Starlightstarbright1 Fri 03-Jul-20 23:33:12

More than telling your friend how are you moving forward with your partner.

You friend can sort her own childcare . She asked - no

Hercwasonaroll Fri 03-Jul-20 23:34:02

He's done a number on you OP.

Tell. Her. She probably won't be overly surprised.

FiveFootTwoEyesOfBlue Fri 03-Jul-20 23:36:12

Re your AIBU question, I don't think it matters either way. Why are you worried about being 'disloyal' to a man who seems utterly selfish? You don't have to just meekly accept your 'D'H refusing to do housework or look after his own children. Is this how you see the rest of your life, as a drudge?

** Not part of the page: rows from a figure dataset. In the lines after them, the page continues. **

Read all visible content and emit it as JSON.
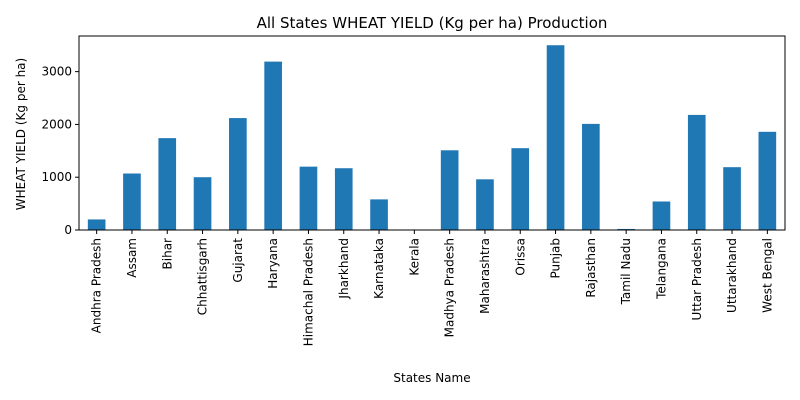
{
  "chart_data": {
    "type": "bar",
    "title": "All States WHEAT YIELD (Kg per ha) Production",
    "xlabel": "States Name",
    "ylabel": "WHEAT YIELD (Kg per ha)",
    "categories": [
      "Andhra Pradesh",
      "Assam",
      "Bihar",
      "Chhattisgarh",
      "Gujarat",
      "Haryana",
      "Himachal Pradesh",
      "Jharkhand",
      "Karnataka",
      "Kerala",
      "Madhya Pradesh",
      "Maharashtra",
      "Orissa",
      "Punjab",
      "Rajasthan",
      "Tamil Nadu",
      "Telangana",
      "Uttar Pradesh",
      "Uttarakhand",
      "West Bengal"
    ],
    "values": [
      200,
      1070,
      1740,
      1000,
      2120,
      3190,
      1200,
      1170,
      580,
      0,
      1510,
      960,
      1550,
      3500,
      2010,
      20,
      540,
      2180,
      1190,
      1860
    ],
    "yticks": [
      0,
      1000,
      2000,
      3000
    ],
    "ylim": [
      0,
      3675
    ],
    "bar_color": "#1f77b4",
    "grid": false,
    "legend": "none"
  }
}
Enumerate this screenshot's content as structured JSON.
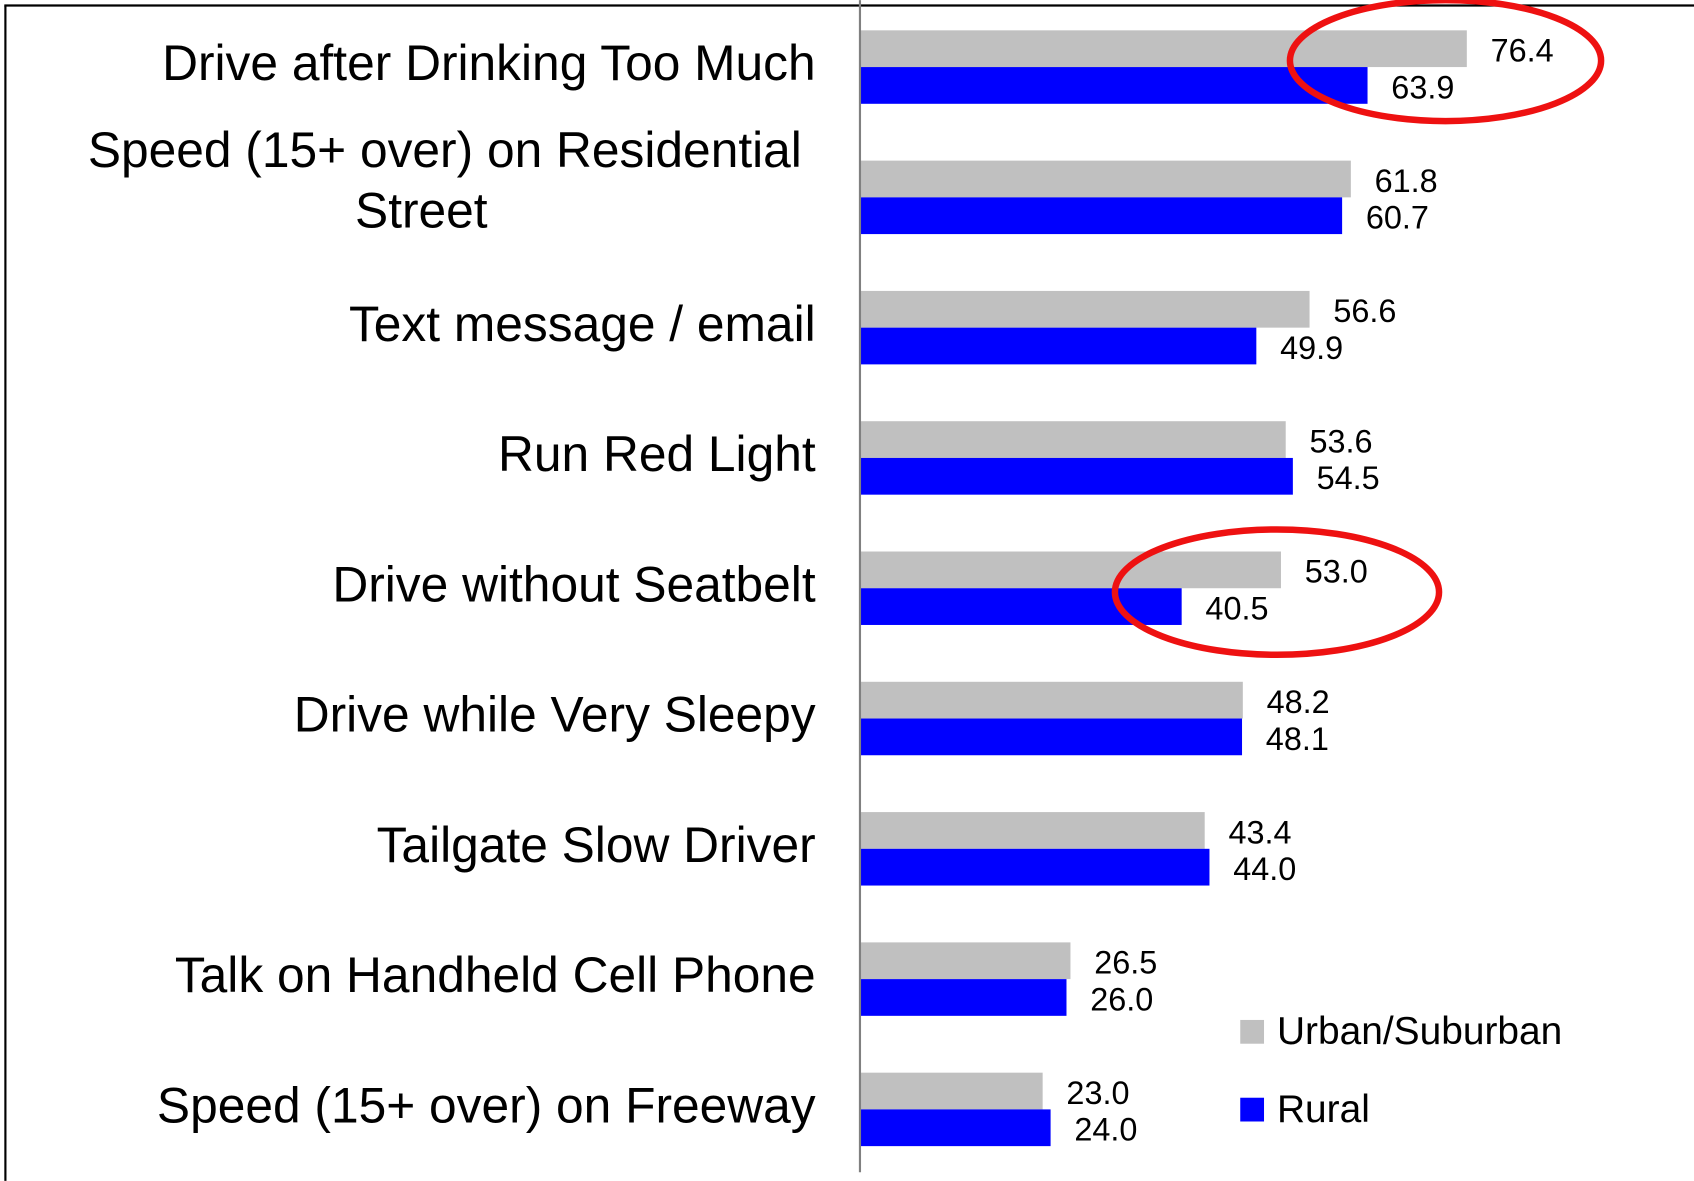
{
  "chart_data": {
    "type": "barh",
    "categories": [
      "Drive after Drinking Too Much",
      "Speed (15+ over) on Residential Street",
      "Text message / email",
      "Run Red Light",
      "Drive without Seatbelt",
      "Drive while Very Sleepy",
      "Tailgate Slow Driver",
      "Talk on Handheld Cell Phone",
      "Speed (15+ over) on Freeway"
    ],
    "series": [
      {
        "name": "Urban/Suburban",
        "color": "#c0c0c0",
        "values": [
          76.4,
          61.8,
          56.6,
          53.6,
          53.0,
          48.2,
          43.4,
          26.5,
          23.0
        ],
        "value_labels": [
          "76.4",
          "61.8",
          "56.6",
          "53.6",
          "53.0",
          "48.2",
          "43.4",
          "26.5",
          "23.0"
        ]
      },
      {
        "name": "Rural",
        "color": "#0000ff",
        "values": [
          63.9,
          60.7,
          49.9,
          54.5,
          40.5,
          48.1,
          44.0,
          26.0,
          24.0
        ],
        "value_labels": [
          "63.9",
          "60.7",
          "49.9",
          "54.5",
          "40.5",
          "48.1",
          "44.0",
          "26.0",
          "24.0"
        ]
      }
    ],
    "xlim": [
      0,
      105
    ],
    "legend": "lower right"
  }
}
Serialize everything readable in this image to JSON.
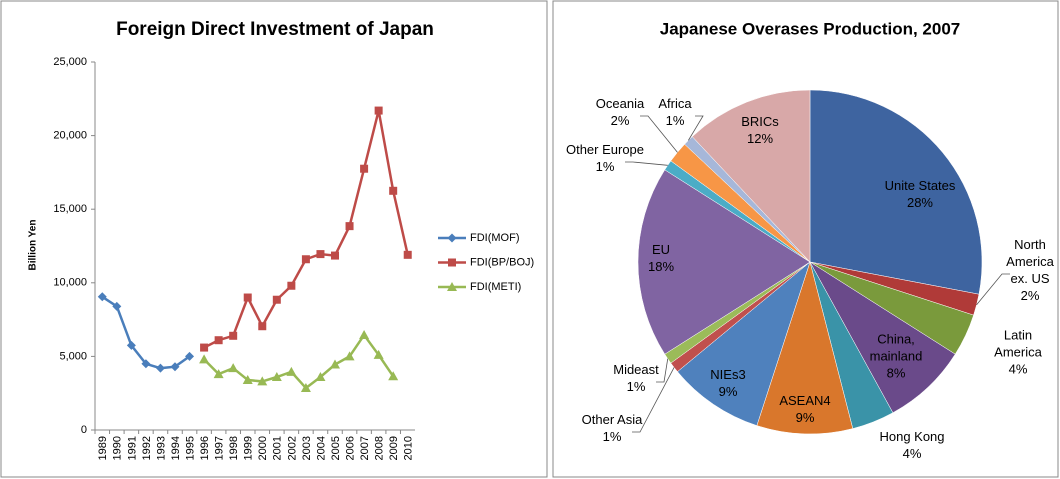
{
  "chart_data": [
    {
      "type": "line",
      "title": "Foreign Direct Investment of Japan",
      "y_label": "Billion Yen",
      "categories": [
        "1989",
        "1990",
        "1991",
        "1992",
        "1993",
        "1994",
        "1995",
        "1996",
        "1997",
        "1998",
        "1999",
        "2000",
        "2001",
        "2002",
        "2003",
        "2004",
        "2005",
        "2006",
        "2007",
        "2008",
        "2009",
        "2010"
      ],
      "series": [
        {
          "name": "FDI(MOF)",
          "color": "#4a7ebb",
          "marker": "diamond",
          "values": [
            9050,
            8400,
            5750,
            4500,
            4200,
            4300,
            5000,
            null,
            null,
            null,
            null,
            null,
            null,
            null,
            null,
            null,
            null,
            null,
            null,
            null,
            null,
            null
          ]
        },
        {
          "name": "FDI(BP/BOJ)",
          "color": "#be4b48",
          "marker": "square",
          "values": [
            null,
            null,
            null,
            null,
            null,
            null,
            null,
            5600,
            6100,
            6400,
            9000,
            7050,
            8850,
            9800,
            11600,
            11950,
            11850,
            13850,
            17750,
            21700,
            16250,
            11900
          ]
        },
        {
          "name": "FDI(METI)",
          "color": "#98b954",
          "marker": "triangle",
          "values": [
            null,
            null,
            null,
            null,
            null,
            null,
            null,
            4800,
            3800,
            4200,
            3400,
            3300,
            3600,
            3950,
            2850,
            3600,
            4450,
            5000,
            6450,
            5100,
            3650,
            null
          ]
        }
      ],
      "ylim": [
        0,
        25000
      ],
      "yticks": [
        0,
        {
          "value": 5000,
          "label": "5,000"
        },
        {
          "value": 10000,
          "label": "10,000"
        },
        {
          "value": 15000,
          "label": "15,000"
        },
        {
          "value": 20000,
          "label": "20,000"
        },
        {
          "value": 25000,
          "label": "25,000"
        }
      ],
      "grid": false,
      "legend": "right"
    },
    {
      "type": "pie",
      "title": "Japanese Overases Production, 2007",
      "categories": [
        "Unite States",
        "North America ex. US",
        "Latin America",
        "China, mainland",
        "Hong Kong",
        "ASEAN4",
        "NIEs3",
        "Other Asia",
        "Mideast",
        "EU",
        "Other Europe",
        "Oceania",
        "Africa",
        "BRICs"
      ],
      "values": [
        28,
        2,
        4,
        8,
        4,
        9,
        9,
        1,
        1,
        18,
        1,
        2,
        1,
        12
      ],
      "value_labels": [
        "28%",
        "2%",
        "4%",
        "8%",
        "4%",
        "9%",
        "9%",
        "1%",
        "1%",
        "18%",
        "1%",
        "2%",
        "1%",
        "12%"
      ],
      "colors": [
        "#3e64a0",
        "#b03a38",
        "#7a9a3c",
        "#6a4a8a",
        "#3a93a8",
        "#d9772c",
        "#4f81bd",
        "#c0504d",
        "#9bbb59",
        "#8064a2",
        "#4bacc6",
        "#f79646",
        "#a6b7d9",
        "#d8a8a8"
      ]
    }
  ]
}
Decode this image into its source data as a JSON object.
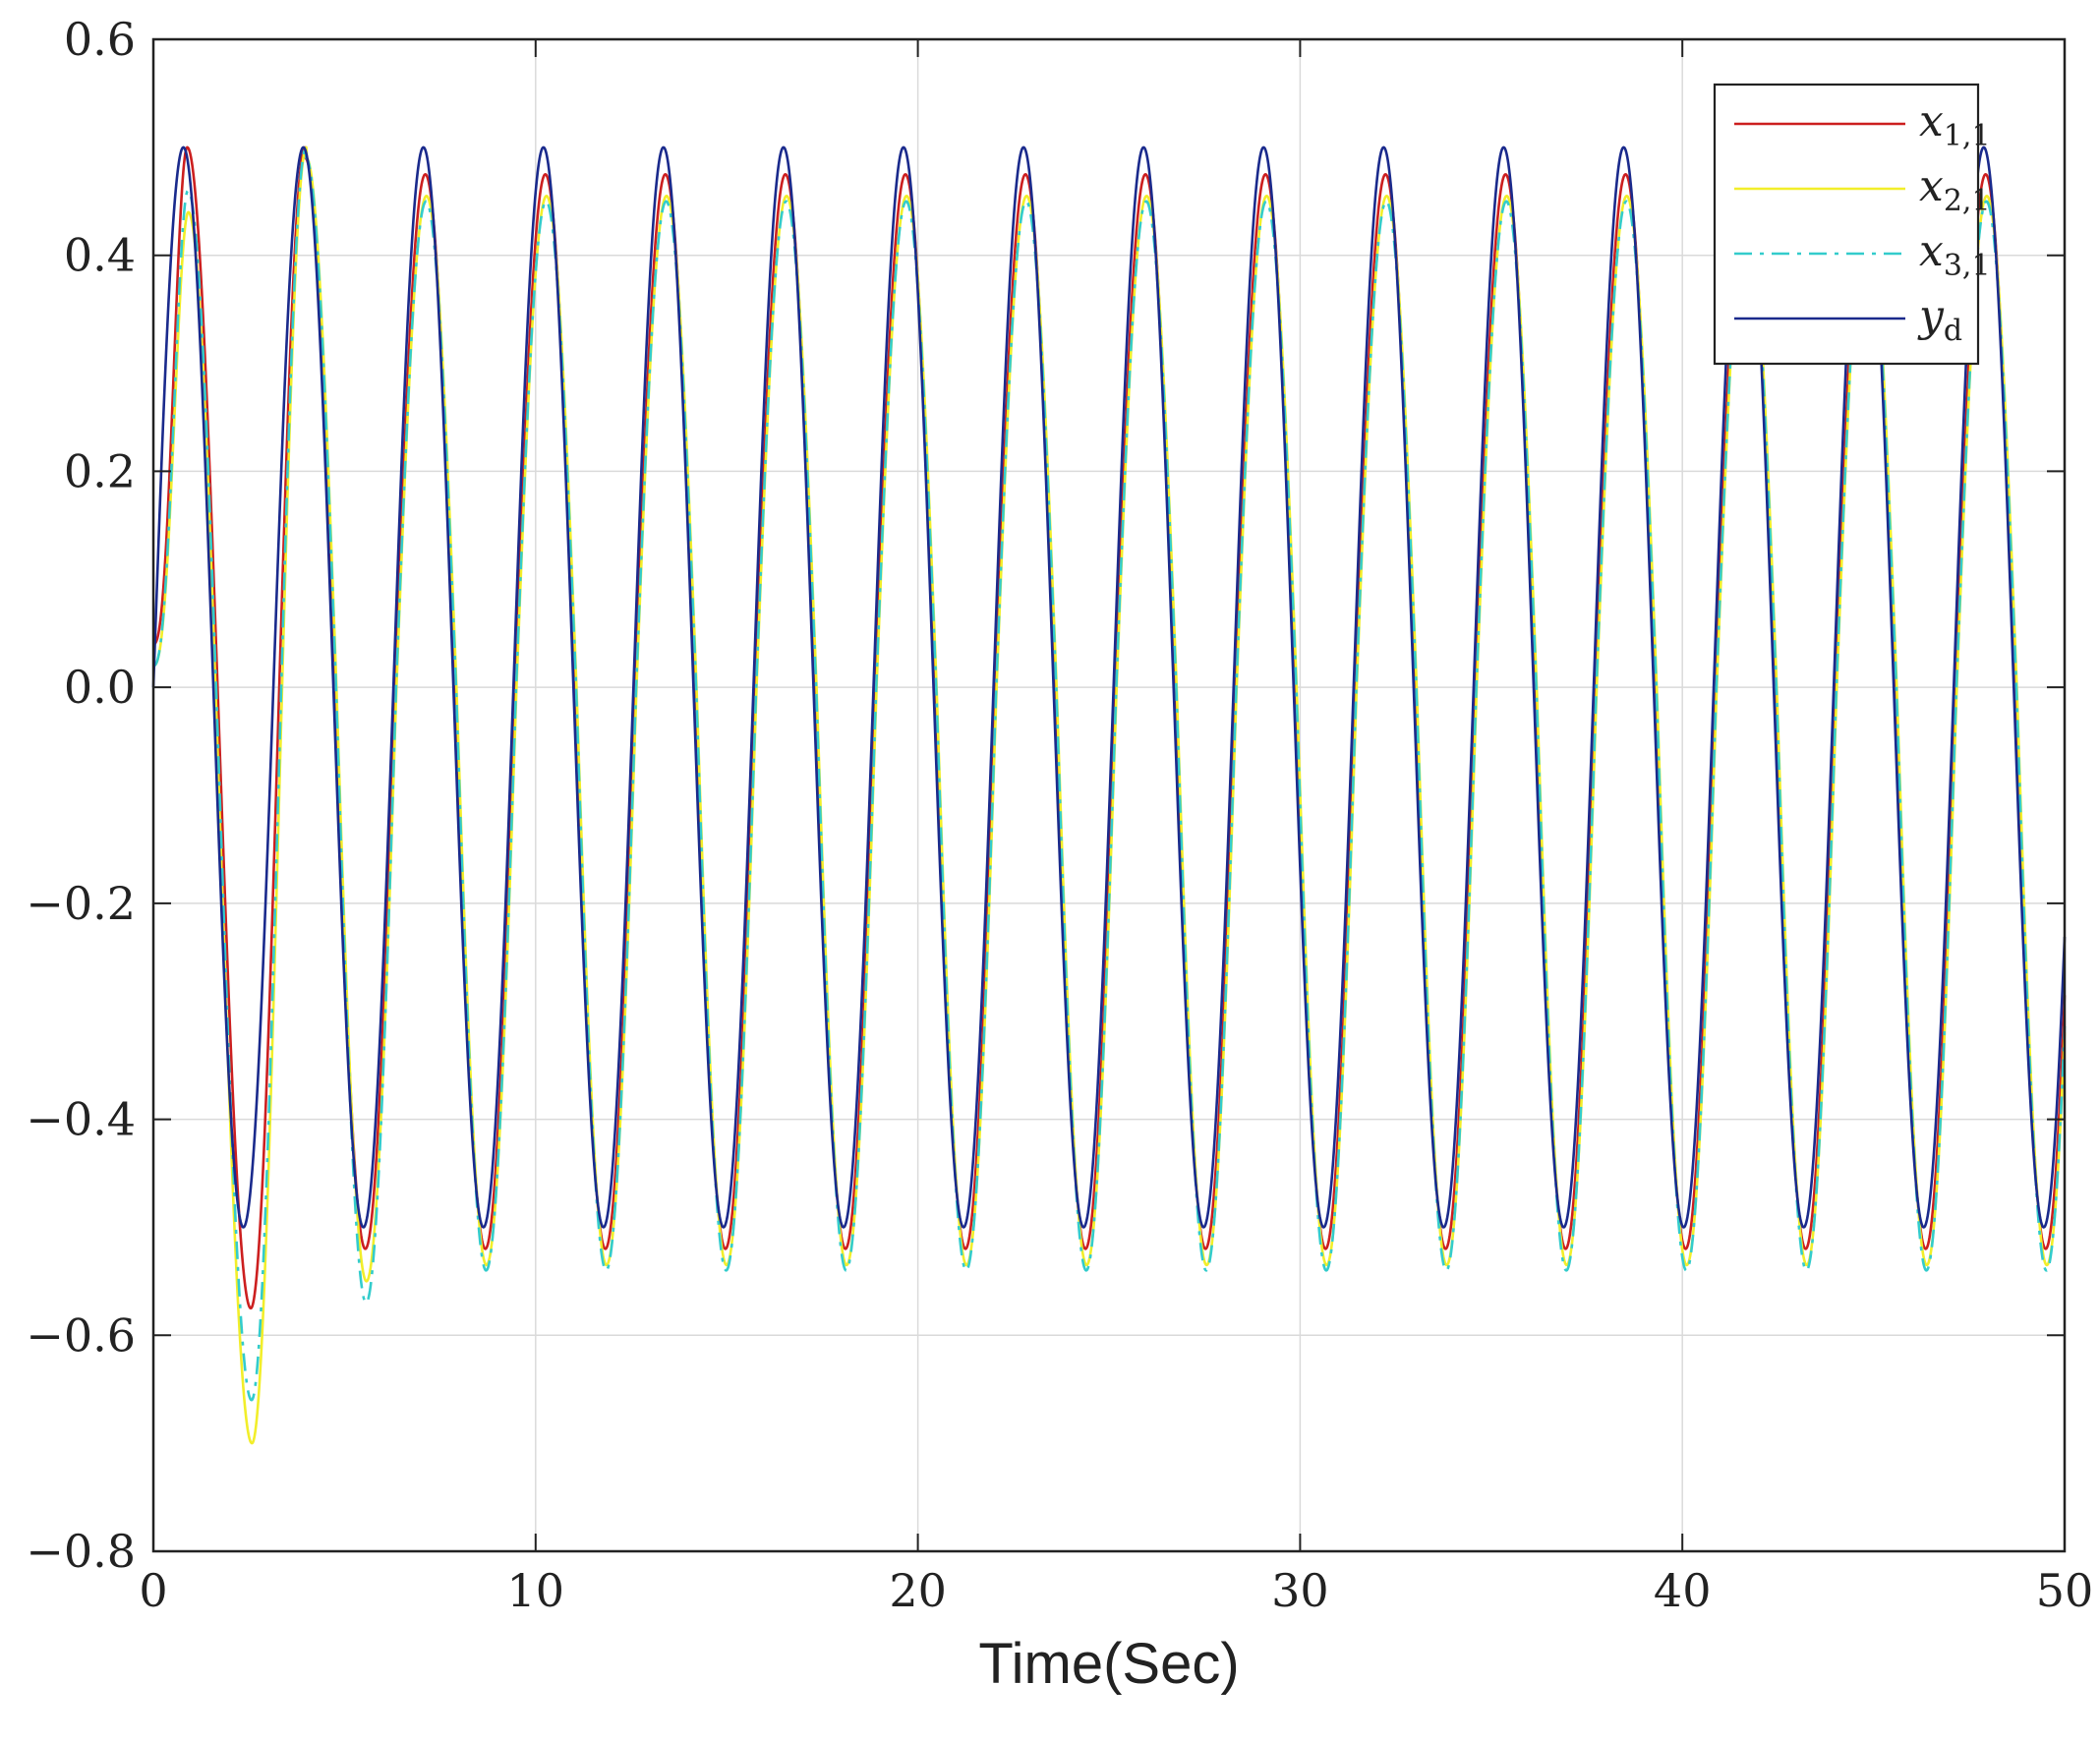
{
  "chart_data": {
    "type": "line",
    "title": "",
    "xlabel": "Time(Sec)",
    "ylabel": "",
    "xlim": [
      0,
      50
    ],
    "ylim": [
      -0.8,
      0.6
    ],
    "grid": true,
    "legend_position": "top-right",
    "x_ticks": [
      0,
      10,
      20,
      30,
      40,
      50
    ],
    "x_tick_labels": [
      "0",
      "10",
      "20",
      "30",
      "40",
      "50"
    ],
    "y_ticks": [
      0.6,
      0.4,
      0.2,
      0.0,
      -0.2,
      -0.4,
      -0.6,
      -0.8
    ],
    "y_tick_labels": [
      "0.6",
      "0.4",
      "0.2",
      "0.0",
      "−0.2",
      "−0.4",
      "−0.6",
      "−0.8"
    ],
    "signal": {
      "amplitude": 0.5,
      "period": 3.14,
      "duration": 50
    },
    "series": [
      {
        "name": "x",
        "subscript": "1,1",
        "color": "#cc1f1f",
        "dash": "solid",
        "initial_value": 0.04,
        "steady_peak": 0.475,
        "steady_trough": -0.52,
        "phase_lag": 0.05,
        "transient": {
          "first_peak": 0.5,
          "first_trough": -0.575,
          "second_trough": -0.52
        }
      },
      {
        "name": "x",
        "subscript": "2,1",
        "color": "#f2ee2a",
        "dash": "solid",
        "initial_value": 0.02,
        "steady_peak": 0.455,
        "steady_trough": -0.535,
        "phase_lag": 0.08,
        "transient": {
          "first_peak": 0.44,
          "first_trough": -0.7,
          "second_trough": -0.55
        }
      },
      {
        "name": "x",
        "subscript": "3,1",
        "color": "#33cccc",
        "dash": "dashdot",
        "initial_value": 0.02,
        "steady_peak": 0.45,
        "steady_trough": -0.54,
        "phase_lag": 0.07,
        "transient": {
          "first_peak": 0.46,
          "first_trough": -0.66,
          "second_trough": -0.57
        }
      },
      {
        "name": "y",
        "subscript": "d",
        "color": "#1a2a8c",
        "dash": "solid",
        "initial_value": 0.0,
        "steady_peak": 0.5,
        "steady_trough": -0.5,
        "phase_lag": 0.0,
        "transient": null
      }
    ]
  }
}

NameChange84 Fri 03-Jul-20 23:38:09

If it makes you feel better, friends have confided similar to me and I never thought any less of them...

Evelefteden Fri 03-Jul-20 23:42:06

I don’t think it’s as easy as just tell her.

I absolutely advocate taking to trusted people when your in a shit relationship but the OP needs to think about what will that knowledge actually achieve?

Does op want to leave? Dies she want support? Can she trust this women not to repeat it to the other mums at school?

Or will it get really awkward and maybe the friend will suggest leaving but the OP isn’t ready and then twists herself in knots knowing that a third person is now involved and privy to private information.

PyongyangKipperbang Fri 03-Jul-20 23:44:30

"Why dont you ask my DH? He does fuck all with his own kids and house so he has plenty of time to help you out with yours!"

Sparticuscaticus Fri 03-Jul-20 23:44:49

Why do you have to help your friend out with childcare? You work and have your own DC, so I'd stick with the ' Sorry I can't help, I'm too busy and stretched as it is' You don't need to explain or justify and tbh I wouldn't if it is a mutual friend. It's none of her business why you can't do her a favour, you just can't.

HowzAboutThisThen Fri 03-Jul-20 23:45:21

Tell her you are already committed to unexpectedly having another child to cope with over the summer - your H

gandalf456 Fri 03-Jul-20 23:47:36

I don't think you need to air your dirty laundry unless you are close. I would just say you would find it a bit much with work and everything.

If you're peed off with dh, that's also an issue but a separate one for you to tackle

MushyPeasAreTheDevilsFood Fri 03-Jul-20 23:48:28

I suppose that if someone told me that about someone I thought was a nice guy, I would feel strange and wonder why they were over sharing about how rubbish their relationship is. gosh we havent come far at all, have we.

Op, you sound scared of him. Being a lazy shit father isnt the only issue, is it?

Lollypop4 Fri 03-Jul-20 23:49:19

Simply tell you have too much on with your own family and work.
Tbh, I'd never ask a friend to help me out if they have their own family and working too.